Una mañana de viento del sudeste se dirigió hacia el norte, bien temprano, como era su costumbre. Cruzó campos de cebada que prometían cervezas memorables y de trigos maduros que soñaban con un destino de pizza y macarrones. Transitó pueblos que lo miraron con curiosidad o indiferencia. Vadeó arroyos impensados por las cartas y al pie del cerro colorado se concedió un descanso. La noche lo encandiló de estrellas y mirando la cruz del sur se quedó dormido.
La mañana siguiente lo encontró en los llanos  donde el sol es más sol que en cualquier parte. A la hora de la siesta se recostó bajo un mistol. Allí le pareció oír el retumbar de caballos lanzados al galope y soñó con un escenario de antiguas correrías  y batallas memorables que perduran en las zambas.

Desde el llano, subió a las montañas azules por senderos olvidados.  Recorrió valles y quebradas y durmió a la sombra de  sauces  y nogales que riegan las acequias. El rumor del agua clara lo arrulló en sus sueños.

Cuando ya le parecía que nada iba a acontecer y lo iba ganando el desaliento, una gran tormenta lo sorprendió bajando por la cuesta de los sueños rotos. Se refugió en el hueco de una peña, junto a un arroyo desbordado, y al momento lo alertó un grito  de socorro.
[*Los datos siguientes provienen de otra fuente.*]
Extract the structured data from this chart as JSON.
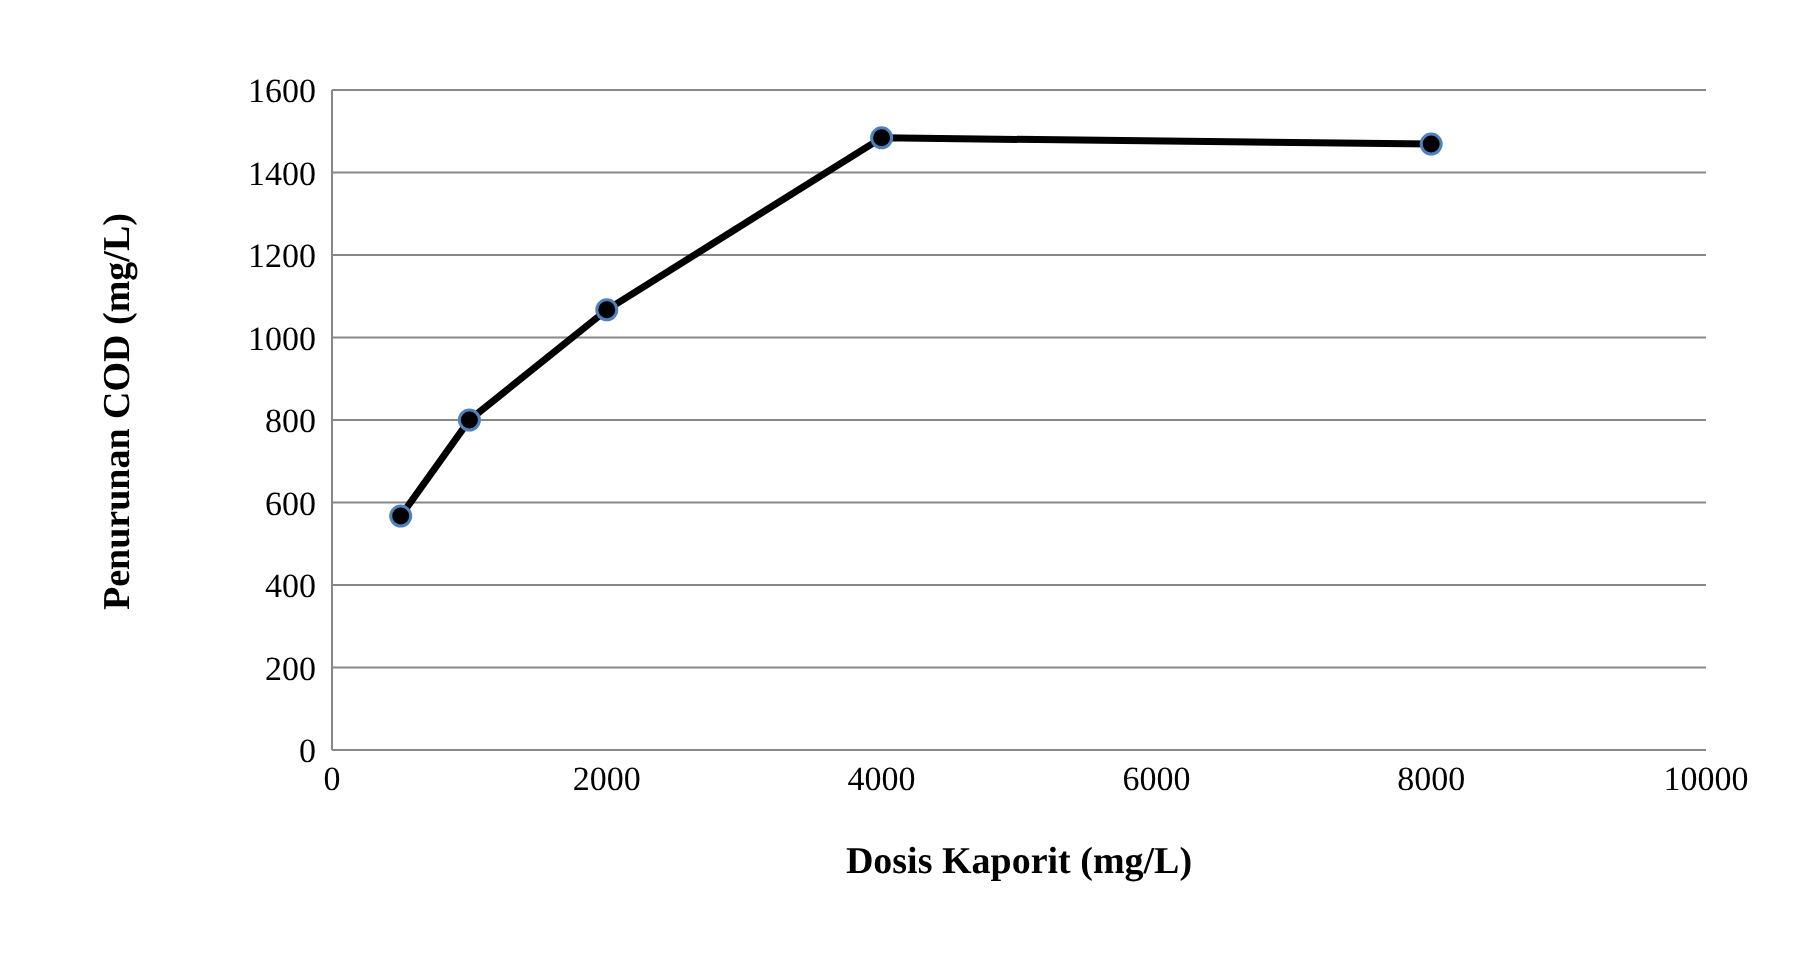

Corrió a la orilla, desdeñando viento y aguacero.  Desde allí las vio: En medio del arroyo, dos mujeres pugnaban por evitar que el torrente las arrastrara en su vorágine. Asidas de la rama de un chañar a duras penas podían mantenerse a flote. No dudó. Ató una cuerda a su cintura y el otro extremo a un nogal cercano y se metió en la corriente. Sabía que su vida estaba en grave riesgo, pero no había venido hasta allí para medir peligros. Comprendió que no podría salvar a las dos a la vez. Optó por la más débil y con gran esfuerzo la rescató del torrente y la llevó a  la orilla. La lluvia era ya un diluvio.  Volvió al arroyo que rugía amenazante  y llegó a la otra mujer. La asió de la mano para atraerla hacia él y tomarla de la cintura  en el preciso momento en que una nueva embestida de la corriente  los empujaba con violencia. Lo invadió el miedo y vaciló un instante. Sintió que sus manos se deslizaban poco a poco y que ya no podía retenerla. Vio su mirada de súplica y reproche y cómo se alejaba  arrastrada por el agua hasta que se perdió de vista en un recodo del arroyo. Quiso desamarrarse de la cuerda para ir tras ella, pero ya era tarde. Retornó a la orilla y se sentó a llorar



maldiciendo su impotencia. La realidad había sido más fuerte que los designios de su voluntad.
—Debí rescatar a las dos y no lo hice  —se decía con desconsuelo—. No lo hice…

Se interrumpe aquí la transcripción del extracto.